The Director of Publicity and Voter Education of the commission, Mr Oluwole Osaze-Uzzi on Wednesday stated that the young citizens were registered because the lives of its registration officers were being threatened by some members of the communities.
Osaze-Uzzi made this known during a programme on the African Independent Television titled, ‘Kakaaki,’ while answering questions over pictures and videos on the social media showing children registering and voting in northern Nigeria.
“I agree that it is the responsibility of the registration officer to do that (refuse to register underage persons), but there are times that circumstances are such that where there is present and clear danger that he risks being assaulted or being killed,
I think it will be unreasonable to expect him not to succumb to the pressure. But we encourage them to report immediately they get out of that danger zone.
“Even to the untrained eye, that child doesn’t look more than 15, but in such circumstances, you cannot argue too much with them. The law says the registration officer is entitled to act on some kind of identification or birth certificate or proof of age.
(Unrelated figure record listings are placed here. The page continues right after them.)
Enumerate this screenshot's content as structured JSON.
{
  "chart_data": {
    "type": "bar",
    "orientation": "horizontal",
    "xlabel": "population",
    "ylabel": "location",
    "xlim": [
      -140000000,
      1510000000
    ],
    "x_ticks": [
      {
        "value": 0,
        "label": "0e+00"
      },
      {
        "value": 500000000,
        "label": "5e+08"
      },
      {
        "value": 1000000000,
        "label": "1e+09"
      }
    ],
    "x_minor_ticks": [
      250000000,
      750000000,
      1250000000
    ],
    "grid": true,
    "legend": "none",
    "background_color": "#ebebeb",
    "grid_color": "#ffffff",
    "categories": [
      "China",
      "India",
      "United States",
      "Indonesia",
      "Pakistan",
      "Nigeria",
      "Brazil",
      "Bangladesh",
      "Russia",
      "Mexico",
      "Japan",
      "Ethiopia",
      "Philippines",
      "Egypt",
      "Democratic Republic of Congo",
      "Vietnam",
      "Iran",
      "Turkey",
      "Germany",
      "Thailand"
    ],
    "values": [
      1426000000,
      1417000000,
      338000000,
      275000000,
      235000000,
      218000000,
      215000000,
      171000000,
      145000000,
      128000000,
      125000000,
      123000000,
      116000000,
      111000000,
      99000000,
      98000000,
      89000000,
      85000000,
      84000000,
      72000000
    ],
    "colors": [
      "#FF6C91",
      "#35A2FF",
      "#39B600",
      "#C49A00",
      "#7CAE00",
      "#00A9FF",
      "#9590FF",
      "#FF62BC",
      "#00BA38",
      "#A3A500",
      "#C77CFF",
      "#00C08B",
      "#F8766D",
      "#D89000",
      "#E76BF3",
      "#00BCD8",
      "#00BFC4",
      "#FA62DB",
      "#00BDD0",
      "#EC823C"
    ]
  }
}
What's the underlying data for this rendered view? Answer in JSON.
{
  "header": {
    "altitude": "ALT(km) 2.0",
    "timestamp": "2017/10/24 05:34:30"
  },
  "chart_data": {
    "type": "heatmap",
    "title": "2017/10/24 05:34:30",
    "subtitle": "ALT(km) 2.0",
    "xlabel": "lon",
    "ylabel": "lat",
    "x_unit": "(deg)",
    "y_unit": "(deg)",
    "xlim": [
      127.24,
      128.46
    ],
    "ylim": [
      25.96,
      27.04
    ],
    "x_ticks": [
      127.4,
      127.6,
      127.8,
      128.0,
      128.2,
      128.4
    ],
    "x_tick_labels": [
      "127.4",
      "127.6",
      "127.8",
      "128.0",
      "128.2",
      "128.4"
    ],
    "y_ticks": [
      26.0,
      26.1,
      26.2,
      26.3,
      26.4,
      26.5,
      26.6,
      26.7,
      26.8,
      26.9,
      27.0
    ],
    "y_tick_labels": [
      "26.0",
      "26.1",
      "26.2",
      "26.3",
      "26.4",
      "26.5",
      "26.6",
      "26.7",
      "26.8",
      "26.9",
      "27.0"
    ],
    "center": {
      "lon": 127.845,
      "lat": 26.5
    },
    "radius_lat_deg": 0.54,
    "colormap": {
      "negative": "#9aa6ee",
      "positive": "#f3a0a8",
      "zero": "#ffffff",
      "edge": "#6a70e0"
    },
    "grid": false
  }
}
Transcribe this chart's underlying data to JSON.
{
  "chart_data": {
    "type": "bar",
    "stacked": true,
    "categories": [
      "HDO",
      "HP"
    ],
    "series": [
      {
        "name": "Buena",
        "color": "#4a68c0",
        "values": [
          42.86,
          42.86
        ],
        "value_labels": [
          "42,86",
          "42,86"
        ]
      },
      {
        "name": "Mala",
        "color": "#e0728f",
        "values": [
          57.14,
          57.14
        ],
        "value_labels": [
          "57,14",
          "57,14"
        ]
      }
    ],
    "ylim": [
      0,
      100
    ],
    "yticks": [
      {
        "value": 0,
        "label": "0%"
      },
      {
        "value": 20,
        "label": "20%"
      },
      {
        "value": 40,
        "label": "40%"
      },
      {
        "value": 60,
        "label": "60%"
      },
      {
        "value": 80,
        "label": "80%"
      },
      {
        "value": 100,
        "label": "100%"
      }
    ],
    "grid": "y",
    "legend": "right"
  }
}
“But very often, they are resisted, especially when there are lots of people there. They are challenged in a charged atmosphere and they are there without any protection. Many of them are there in strange communities which they don’t know anything about. So, there is undue pressure on them to register at this point,” he said.
Osaze-Uzzi, also said mechanisms had been put in place such that after an underage person is registered, he could be removed from the register.
“It is not a complex process, you display the voter register and people come there. That is in addition to the fact that the registration officer can refuse anybody registration. But we don’t expect people to risk their lives for what is essentially a simple patriotic service.
“But if they get away with that (getting registered) and the report is not taken, the second opportunity is when the register is displayed. The best opportunity is where higher officials physically look at each register as much as they can and those who are clearly not qualified are removed.
So, it is a three-pronged process and there are different stages,” the INEC director added.
He, however, said the media and members of the public should assist the commission by exposing such cases of underage registration and voting.
“I think the law recognises that being a human endeavour, it may not be perfect and that is why it gives some kind of leeway such that when you weigh everything together, it is a reflection of what the people have chosen.
“If one percent of the register has underage persons; will this affect the outcome? We agree that the register is the very foundation of every election and what we can do and what the media can do is that when we get these reports and we have a fair idea of where this issue is prevalent, we can look at the registers again, look at those who are clearly underage and try to weed them out and prevent them from exercising a franchise that does not belong to them legally.”
He assured members of the public that the 2019 general elections would be free, fair and credible.